7月に入り夏本番間近だが、今年は台風がまだ1個しか発生していない。気象庁によると、6月末現在で台風が1個以下だったのは平成10年以来12年ぶりで、昭和26年の統計開始以降、ほかには3回(昭和48、50、58年)あるだけだ。
同庁は、インド洋の海面水温が高いことが原因の可能性があるとみており、北日本を中心とした冷夏など天候不順につながる恐れもあるとしている。
今年の台風は、3月24日に発生した1号のみ。6月末までの発生数の平年値は4・5個。
気象庁によると、今年はインド洋の海面水温が高く、大気の対流活動が活発化。逆にフィリピン近海は対流活動が弱く、台風が発生しにくい状態になっている。インド洋で上昇気流が盛んになる一方、フィリピン付近では下降気流が強まっているためとみられる。
こうした状況は「エルニーニョ現象」終息直後によくみられるという。今年は春にエルニーニョが終息したばかりで、6月末までの台風が1個以下だった過去4回のうち、3回はエルニーニョが終息した年だった。

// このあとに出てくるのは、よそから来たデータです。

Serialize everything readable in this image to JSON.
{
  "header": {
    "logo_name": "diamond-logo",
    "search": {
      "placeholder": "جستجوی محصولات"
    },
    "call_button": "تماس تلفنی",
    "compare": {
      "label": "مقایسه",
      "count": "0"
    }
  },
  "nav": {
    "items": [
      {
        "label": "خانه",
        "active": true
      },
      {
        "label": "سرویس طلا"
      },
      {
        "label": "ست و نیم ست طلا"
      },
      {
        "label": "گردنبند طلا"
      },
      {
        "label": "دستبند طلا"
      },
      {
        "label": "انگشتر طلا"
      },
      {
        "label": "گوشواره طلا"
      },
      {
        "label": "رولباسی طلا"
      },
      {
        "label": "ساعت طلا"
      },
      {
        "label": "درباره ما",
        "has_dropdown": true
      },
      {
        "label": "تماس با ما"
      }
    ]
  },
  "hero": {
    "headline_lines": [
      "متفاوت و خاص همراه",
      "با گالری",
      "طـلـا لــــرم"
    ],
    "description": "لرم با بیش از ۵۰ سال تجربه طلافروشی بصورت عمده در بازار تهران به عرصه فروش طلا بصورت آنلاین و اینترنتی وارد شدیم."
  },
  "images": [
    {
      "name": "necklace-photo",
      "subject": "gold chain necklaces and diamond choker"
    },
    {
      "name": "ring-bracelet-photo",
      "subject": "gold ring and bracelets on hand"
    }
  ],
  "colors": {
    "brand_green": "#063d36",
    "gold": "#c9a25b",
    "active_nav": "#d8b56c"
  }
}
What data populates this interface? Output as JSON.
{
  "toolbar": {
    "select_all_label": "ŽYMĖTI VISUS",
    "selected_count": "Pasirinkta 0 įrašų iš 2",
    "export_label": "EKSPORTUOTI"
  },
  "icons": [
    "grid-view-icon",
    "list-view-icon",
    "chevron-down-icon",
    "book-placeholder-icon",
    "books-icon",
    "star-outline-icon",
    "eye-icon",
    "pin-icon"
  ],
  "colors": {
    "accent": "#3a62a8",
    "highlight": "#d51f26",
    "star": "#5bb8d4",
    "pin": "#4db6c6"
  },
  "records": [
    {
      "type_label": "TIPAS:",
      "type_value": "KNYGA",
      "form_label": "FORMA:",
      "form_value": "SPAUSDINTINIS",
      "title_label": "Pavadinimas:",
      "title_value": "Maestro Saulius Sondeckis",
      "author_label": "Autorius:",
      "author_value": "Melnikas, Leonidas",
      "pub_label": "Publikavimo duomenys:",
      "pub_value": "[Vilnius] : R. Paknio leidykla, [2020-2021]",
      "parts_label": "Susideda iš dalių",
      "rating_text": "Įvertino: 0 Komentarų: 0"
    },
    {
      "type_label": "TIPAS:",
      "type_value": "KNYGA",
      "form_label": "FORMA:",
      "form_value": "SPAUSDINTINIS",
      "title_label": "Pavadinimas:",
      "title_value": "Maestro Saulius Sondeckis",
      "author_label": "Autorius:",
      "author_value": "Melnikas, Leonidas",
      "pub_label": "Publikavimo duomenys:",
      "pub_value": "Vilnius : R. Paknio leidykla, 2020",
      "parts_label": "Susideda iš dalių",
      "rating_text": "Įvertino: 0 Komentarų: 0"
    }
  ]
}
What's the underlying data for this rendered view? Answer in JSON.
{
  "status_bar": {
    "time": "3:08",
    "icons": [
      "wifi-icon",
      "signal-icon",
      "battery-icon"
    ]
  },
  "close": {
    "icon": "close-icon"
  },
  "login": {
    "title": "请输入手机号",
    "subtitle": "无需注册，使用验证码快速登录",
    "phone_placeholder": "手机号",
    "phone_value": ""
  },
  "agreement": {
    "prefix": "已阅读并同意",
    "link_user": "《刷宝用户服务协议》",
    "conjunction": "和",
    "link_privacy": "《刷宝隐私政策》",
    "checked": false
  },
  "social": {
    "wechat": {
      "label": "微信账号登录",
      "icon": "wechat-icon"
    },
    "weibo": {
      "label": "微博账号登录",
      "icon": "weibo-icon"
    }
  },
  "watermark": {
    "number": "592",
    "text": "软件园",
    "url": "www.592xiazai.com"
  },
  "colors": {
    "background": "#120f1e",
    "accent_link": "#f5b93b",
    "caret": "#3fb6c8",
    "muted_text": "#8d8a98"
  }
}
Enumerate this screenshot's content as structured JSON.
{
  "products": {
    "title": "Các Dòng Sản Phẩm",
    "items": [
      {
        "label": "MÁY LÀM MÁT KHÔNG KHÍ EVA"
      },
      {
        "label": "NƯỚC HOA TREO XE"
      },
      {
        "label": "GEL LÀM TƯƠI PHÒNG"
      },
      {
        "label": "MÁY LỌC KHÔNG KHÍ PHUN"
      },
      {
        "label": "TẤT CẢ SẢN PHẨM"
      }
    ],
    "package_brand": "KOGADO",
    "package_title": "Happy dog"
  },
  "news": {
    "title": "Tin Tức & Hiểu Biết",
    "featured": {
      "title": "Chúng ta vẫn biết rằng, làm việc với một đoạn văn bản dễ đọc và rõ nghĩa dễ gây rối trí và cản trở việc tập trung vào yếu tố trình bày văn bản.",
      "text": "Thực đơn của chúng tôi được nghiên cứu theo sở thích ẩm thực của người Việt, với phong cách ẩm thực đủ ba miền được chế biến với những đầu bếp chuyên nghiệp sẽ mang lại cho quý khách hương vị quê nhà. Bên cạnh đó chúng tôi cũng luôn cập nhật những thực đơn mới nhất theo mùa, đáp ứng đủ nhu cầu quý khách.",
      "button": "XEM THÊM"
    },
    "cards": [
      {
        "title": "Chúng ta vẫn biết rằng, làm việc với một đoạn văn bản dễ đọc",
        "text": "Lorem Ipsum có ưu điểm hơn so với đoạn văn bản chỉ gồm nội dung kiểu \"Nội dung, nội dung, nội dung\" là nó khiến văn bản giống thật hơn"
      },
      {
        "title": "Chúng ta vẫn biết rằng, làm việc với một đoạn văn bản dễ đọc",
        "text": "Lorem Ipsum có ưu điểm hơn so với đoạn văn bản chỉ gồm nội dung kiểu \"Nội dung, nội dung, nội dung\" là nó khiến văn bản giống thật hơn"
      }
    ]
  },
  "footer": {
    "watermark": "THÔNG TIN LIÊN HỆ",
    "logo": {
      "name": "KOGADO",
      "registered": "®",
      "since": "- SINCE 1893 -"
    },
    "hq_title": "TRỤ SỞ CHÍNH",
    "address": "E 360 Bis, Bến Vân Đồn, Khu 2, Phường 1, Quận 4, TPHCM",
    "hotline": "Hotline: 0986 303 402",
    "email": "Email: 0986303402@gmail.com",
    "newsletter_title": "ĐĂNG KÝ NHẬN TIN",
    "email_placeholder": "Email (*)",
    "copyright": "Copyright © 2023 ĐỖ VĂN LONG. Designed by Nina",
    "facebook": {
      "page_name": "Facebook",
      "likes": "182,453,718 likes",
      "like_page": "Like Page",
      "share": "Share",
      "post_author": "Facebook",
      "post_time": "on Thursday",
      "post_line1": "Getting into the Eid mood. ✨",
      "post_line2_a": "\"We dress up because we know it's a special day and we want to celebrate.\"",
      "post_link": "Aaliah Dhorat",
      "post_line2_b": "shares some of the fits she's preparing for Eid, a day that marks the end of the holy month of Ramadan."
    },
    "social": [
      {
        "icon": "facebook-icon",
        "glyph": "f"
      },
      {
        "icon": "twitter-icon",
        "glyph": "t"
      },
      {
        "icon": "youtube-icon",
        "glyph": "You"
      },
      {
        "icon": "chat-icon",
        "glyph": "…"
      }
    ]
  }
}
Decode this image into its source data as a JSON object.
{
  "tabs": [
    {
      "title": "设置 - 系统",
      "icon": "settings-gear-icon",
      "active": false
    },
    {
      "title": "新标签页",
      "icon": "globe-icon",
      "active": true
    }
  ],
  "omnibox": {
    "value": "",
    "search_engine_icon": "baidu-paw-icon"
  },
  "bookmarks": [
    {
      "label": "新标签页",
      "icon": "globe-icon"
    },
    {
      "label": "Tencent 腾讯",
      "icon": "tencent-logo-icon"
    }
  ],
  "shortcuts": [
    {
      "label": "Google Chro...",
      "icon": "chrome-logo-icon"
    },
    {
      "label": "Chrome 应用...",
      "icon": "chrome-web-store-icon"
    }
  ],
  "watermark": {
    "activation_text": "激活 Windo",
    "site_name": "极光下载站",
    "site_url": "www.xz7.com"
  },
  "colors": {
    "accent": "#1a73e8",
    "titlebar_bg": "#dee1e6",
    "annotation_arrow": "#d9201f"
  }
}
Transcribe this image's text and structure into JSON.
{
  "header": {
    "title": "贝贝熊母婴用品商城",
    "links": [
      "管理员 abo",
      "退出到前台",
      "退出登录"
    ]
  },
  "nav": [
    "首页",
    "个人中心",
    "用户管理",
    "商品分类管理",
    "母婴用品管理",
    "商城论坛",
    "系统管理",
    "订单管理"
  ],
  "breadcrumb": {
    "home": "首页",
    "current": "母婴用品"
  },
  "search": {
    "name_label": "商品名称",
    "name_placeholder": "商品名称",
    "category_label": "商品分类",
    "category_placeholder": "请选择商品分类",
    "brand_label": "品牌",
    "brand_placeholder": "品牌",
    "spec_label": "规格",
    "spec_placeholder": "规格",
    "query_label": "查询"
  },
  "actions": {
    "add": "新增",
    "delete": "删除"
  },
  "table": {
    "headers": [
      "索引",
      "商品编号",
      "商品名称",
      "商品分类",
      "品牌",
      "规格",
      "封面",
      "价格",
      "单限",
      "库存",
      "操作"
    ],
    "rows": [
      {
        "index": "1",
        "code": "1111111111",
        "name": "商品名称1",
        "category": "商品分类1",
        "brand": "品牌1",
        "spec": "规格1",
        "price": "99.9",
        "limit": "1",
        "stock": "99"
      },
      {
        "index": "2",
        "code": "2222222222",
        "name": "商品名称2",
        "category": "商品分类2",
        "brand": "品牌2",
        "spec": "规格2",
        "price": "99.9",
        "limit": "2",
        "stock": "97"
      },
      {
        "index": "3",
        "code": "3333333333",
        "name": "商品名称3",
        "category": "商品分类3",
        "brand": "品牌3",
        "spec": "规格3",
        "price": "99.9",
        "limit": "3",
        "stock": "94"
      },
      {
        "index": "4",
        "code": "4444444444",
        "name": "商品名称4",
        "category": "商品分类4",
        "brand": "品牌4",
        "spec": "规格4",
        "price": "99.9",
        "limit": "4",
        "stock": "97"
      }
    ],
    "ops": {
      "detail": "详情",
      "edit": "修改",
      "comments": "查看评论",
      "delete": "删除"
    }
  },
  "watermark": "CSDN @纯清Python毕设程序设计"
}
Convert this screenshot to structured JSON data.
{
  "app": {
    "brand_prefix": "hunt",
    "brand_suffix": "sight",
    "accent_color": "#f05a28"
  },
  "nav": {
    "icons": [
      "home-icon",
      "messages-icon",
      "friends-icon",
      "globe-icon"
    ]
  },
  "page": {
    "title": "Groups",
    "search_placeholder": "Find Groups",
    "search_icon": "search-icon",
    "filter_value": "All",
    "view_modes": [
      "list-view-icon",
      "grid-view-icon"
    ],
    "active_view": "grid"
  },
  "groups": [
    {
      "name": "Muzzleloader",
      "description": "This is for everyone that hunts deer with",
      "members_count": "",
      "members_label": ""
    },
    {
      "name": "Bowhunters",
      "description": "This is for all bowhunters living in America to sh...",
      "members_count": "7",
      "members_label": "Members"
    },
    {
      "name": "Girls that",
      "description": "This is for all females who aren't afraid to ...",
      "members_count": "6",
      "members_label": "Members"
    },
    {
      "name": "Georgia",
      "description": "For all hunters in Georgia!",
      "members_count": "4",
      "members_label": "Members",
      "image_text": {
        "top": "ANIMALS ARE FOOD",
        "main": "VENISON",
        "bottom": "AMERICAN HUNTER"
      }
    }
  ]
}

さらにフィリピン付近の対流活動が不活発だと、台風が少ないだけでなく、太平洋高気圧の北への張り出しが弱まり、西日本は暑いが北日本は気温が低い「北冷西暑」パターンになりやすいという。
同様に台風が少なかった昭和58、平成10年夏は「北冷西暑」で、「大気の状況が今年と類似している」(気象庁気候情報課)という。